When I first started driving, I had a lot of fears, and many stemmed from where we lived and my driving experience. Most of my driving was in the rural area of southwest Kansas where the nearest traffic light was 35 miles away, and the closest interstate was 150 miles away. Give me a two-lane or dirt road, and I was good to go! Not very practical experience in becoming an over the road truck driver. Here are some of my fears when I started:
- Getting lost
- Hard right or left turns
- Shifting going downhill on a mountain
- Snow – reduced visibility
- Driving over an open pit in the floor
Even with these fears, I knew I could drive as my driving education started in the oilfields hauling water, driving a dump truck, or hauling grain on a part-time basis. But with so many fears I had to face and get over, how did I do it?
Traffic – I learned quickly from the better view in the truck that traffic was a moot point until we got to the northeast. There I learned if the other motorists don’t look at you, then you are not there. Little bitty old ladies in tiny cars easily intimidated me. Now this won’t be the solution for everyone but how I solved this was to quit going to the northeast.
Getting Lost – While we can’t ever solve this problem if we do not run a dedicated route, I was able to get a GPS. The GPS told me in plenty of time what lane to be in to take the next exit. Also, if I had to take a detour that was not well marked, the GPS told me how to get back to where I needed to be. There are also many times where I ignore the GPS as I know there is a better way to get from point A to point B but even then it’s still nice to have that option to fall back on if I need to.
Backing – First, I had to get over being self-conscious and realize everyone was not watching me and if they were then oh well. I practiced in truck stops, backing into parking spaces that had plenty of room on each side. I would try different angles and approaches over and over until I felt confident.
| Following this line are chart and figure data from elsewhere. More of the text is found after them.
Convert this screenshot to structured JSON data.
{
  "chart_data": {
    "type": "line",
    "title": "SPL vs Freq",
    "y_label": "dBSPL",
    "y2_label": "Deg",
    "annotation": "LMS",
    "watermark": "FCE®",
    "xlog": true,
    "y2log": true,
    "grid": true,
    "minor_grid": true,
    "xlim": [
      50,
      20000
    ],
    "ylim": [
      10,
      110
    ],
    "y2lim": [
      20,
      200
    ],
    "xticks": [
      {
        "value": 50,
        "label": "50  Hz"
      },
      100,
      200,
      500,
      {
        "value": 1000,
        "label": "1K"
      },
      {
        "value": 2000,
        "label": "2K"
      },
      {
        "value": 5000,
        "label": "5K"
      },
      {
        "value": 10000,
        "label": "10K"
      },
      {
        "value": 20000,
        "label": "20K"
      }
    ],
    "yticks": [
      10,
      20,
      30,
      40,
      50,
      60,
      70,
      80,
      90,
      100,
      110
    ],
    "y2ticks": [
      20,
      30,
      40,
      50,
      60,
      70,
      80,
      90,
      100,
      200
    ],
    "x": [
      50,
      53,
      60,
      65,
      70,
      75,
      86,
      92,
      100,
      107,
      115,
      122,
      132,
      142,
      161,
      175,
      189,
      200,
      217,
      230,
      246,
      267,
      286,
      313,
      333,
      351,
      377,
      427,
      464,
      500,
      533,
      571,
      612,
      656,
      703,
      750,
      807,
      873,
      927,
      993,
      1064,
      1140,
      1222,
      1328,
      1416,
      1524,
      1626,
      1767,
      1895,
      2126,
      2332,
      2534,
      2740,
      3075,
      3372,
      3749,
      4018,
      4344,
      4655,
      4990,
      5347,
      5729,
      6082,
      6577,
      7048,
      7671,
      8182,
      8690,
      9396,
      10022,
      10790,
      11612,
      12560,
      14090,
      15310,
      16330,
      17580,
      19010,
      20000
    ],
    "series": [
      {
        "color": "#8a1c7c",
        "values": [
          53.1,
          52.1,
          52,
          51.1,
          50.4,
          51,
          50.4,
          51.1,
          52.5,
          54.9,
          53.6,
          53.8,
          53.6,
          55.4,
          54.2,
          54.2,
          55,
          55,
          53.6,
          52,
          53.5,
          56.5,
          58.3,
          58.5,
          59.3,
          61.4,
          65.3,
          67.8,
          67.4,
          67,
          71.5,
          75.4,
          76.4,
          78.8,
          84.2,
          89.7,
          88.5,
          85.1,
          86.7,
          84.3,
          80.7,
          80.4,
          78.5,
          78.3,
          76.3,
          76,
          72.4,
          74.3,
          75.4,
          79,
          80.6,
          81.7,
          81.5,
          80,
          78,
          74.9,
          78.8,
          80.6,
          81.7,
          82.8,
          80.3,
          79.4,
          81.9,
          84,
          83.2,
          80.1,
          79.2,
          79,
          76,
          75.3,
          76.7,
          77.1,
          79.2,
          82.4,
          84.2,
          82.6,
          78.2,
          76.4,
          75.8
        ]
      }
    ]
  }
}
Hard right or left turns – Remember all that practice backing? Well, that also helps to make turns as you learn the pivot point of the truck. Also, when making an easy turn, the goal is to see how close I can get the rear axle to the curb. When making a left I do not try to see how close I can get the axle to the car which is over the solid white line. It’s tempting at times, though.
Shifting going down a hill – The problem was solved by buying our first truck with an Allison Transmission, and after learning on manual transmissions, we will never go back.
Snow – Reduced visibility gives me a very closed-in feeling, and I learned several tricks; lower the visors to trap hot air at the top of the windshield to keep snow from sticking, or freeze windshield, so snow blows off.
Ice – Experience and knowing when it is time to pull off of the road and let the roads improve. We are the captain of our trucks, and when it’s not safe we need to park.
Driving Over an Open Pit in the Floor – This one still PETRIFIES ME. When I see the pit, I have to drive over and the person guiding me being nonchalant I stop the truck and wait till they focus on me. I am white-knuckled, and I go slow. If I drive them nuts, oh well, I’m not going to end up in that pit. I have a feeling that in another fifteen years, I will still have this fear, and I’m not sure how to get over it as there are not many places I know of where I can practice.
Now I look back at many of my initial fears and chuckle to myself as I know that I conquered those fears. There are many other things that I worry about that I know I can’t control when or if they’ll happen but I can at least control how I respond. That’s why I would recommend playing the “What If” game as often as possible in order to work on overcoming your fears. In another blog, we can talk about the “What If” game.